Database Scaling : Horizontal and Vertical Scaling – Hacker Noon

Scalability of Databases. What is the difference between horizontal and vertical scaling? Which is better and why?

We are generating data everyday. And so are the billions of people in the world. Every database has to be scaled to address the huge amount of data being generated each day.

In short, a database needs to be scalable so that it is available at all times. When the memory of the database is drained, or when it cannot handle multiple requests, it is not scalable.

Scalability is the capability of a system, network, or process to handle a growing amount of work, or its potential to be enlarged to accommodate that growth.

Wikipedia

Scaling can be classified into Vertical and Horizontal Scaling.

Elasticity

Elasticity is the degree to which a system can adapt to workload changes by provisioning and de-provisioning resources in an on-demand manner, such that,

At each point in time the available resources match the current demand as closely as possible. — NuoDB

A system is elastic when it can be easily scaled to address the resource needs of the application under use.

Types of scaling

Imagine that you are buying a brand new car. You got a Nissan car which can accommodate 4 people in it. Now, say you and 10 of your friends need to go for a vacation. What would you do?

Would you buy a bigger car? — Vertical Scaling

Would you buy one more Nissan car ? — Horizontal Scaling

This is a basic explanation of the two types. Let us learn where each of the type can be used and which is better.

Vertical Scaling — Scale Up

Source : Packt

Vertical Scaling was adopted when the database couldn’t handle the large amount of data.

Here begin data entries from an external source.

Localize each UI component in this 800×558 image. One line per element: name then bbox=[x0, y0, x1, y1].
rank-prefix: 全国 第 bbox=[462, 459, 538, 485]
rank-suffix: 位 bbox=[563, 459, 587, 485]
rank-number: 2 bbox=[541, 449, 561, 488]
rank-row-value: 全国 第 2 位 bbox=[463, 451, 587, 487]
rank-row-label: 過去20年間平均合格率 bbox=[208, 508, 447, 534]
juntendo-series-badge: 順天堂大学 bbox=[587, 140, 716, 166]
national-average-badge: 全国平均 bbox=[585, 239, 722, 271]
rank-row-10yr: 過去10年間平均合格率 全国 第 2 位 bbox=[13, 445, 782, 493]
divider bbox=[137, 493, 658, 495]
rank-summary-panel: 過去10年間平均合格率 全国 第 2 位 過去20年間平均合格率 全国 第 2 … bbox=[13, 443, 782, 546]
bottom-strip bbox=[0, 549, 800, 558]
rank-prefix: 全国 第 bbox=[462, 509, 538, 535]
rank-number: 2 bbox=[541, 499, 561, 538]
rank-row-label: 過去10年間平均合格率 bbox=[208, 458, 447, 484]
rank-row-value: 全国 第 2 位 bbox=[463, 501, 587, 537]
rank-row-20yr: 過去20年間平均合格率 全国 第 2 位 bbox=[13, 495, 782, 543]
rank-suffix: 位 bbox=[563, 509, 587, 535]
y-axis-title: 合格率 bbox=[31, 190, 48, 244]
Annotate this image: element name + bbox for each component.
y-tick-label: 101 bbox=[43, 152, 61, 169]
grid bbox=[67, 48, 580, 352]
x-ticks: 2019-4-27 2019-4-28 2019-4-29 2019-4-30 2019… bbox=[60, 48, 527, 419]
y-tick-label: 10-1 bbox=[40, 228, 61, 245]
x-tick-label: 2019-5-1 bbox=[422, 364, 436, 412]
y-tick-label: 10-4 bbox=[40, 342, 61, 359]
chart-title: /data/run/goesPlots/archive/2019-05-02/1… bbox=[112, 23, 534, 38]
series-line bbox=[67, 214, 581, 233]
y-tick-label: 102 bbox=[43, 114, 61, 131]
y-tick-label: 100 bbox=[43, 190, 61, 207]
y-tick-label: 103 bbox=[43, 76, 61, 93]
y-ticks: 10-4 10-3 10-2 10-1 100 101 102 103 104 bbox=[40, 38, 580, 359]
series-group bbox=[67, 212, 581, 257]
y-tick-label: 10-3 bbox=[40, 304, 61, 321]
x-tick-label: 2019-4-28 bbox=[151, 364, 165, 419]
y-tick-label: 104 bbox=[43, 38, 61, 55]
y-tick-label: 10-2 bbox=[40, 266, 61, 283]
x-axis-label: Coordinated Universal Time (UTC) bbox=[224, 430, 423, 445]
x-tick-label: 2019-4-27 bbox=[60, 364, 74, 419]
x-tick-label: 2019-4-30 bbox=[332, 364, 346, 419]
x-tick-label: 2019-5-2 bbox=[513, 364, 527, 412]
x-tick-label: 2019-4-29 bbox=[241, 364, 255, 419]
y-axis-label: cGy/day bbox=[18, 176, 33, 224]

Suppose you have a database server with 10GB memory and it has exhausted. Now, to handle more data, you buy an expensive server with memory of 2TB. Your server can now handle large amounts of data.

This is called Vertical Scaling. It is buying a single expensive and bigger server.

The process involves adding more power such as CPU and disk power to enhance your storage process.

Now, is this useful?

  • Depends on the application and its usage.

Take for example, Instagram. When it was invented, it addressed a small crowd. So, a single server would have been enough. But now, millions of people use the application. It is impossible to buy such an server which can store all the data.

  • Secondly, data is meant to be queried too. When a single node faces a lot of queries, it is difficult to handle.
  • For a large application involving loads of querying, Vertical Scaling is a definite no-no.
  • If your application involves a limited range of users and minimal querying, you can go ahead with this type of scaling.
  • Relational databases mostly use vertical scaling.

Advantages

  • Simple, since everything exists in a single server. No need to manage multiple instances.
  • Performance Gain, because you have faster RAM and memory power on each update.
  • Same Code. No change — You need not change your implementation or your code at all.

Disadvantages

  • Difficult to perform multiple queries simultaneously.
  • Chances of downtime are high, when the server exceeds maximum load.
  • Expensive. Hardware resources are costly, after all.

Horizontal Scaling — Scale Out

Source : Packt

Horizontal Scaling, as the image depicts is scaling of the server horizontally by adding more machines.

It divides the data set and distributes the data over multiple servers, or shards.

Each shard is an independent database.

Instead of buying a single 2 TB server, you are buying two hundred 10 GB servers.

Vertical scaling focuses on increasing the power and memory, whereas horizontal scaling increases the number of machines.

Same Question. How is it useful?

  • Remember the Instagram problem we discussed earlier? Let’s find a solution for it. Suppose, instead of a single server, it purchases multiple machines of the same size and power.

Assume one server stored user profile information, another stored stories and highlights and another stored images.

Now, the query is addressed to specific servers, which reduces the load on the server and gives better performance.

Great, huh?

  • If your application involves atomic transactions, it is better you use Vertical Scaling. If your application can allow redundancy and involves less joins, then you can use horizontal scaling.
  • NoSQL databases mostly use horizontal scaling. It is less suitable for RDBMS as it relies on strict Consistency and Atomicity rules.

Advantages

  • It is cheap compared to vertical scaling.
  • Lesser Load, Better performance.
  • Chances of downtime are less.
  • Resilience and Fault Tolerance.

Disadvantages

  • Making joins is difficult, as it may involve cross-server communication.
  • Eventual consistency is only possible. It may not be best suited for bank transactions, which happens simultaneously.
  • We can’t easily categorize each feature to each server. Sometimes, images may take up more space than a single server can handle.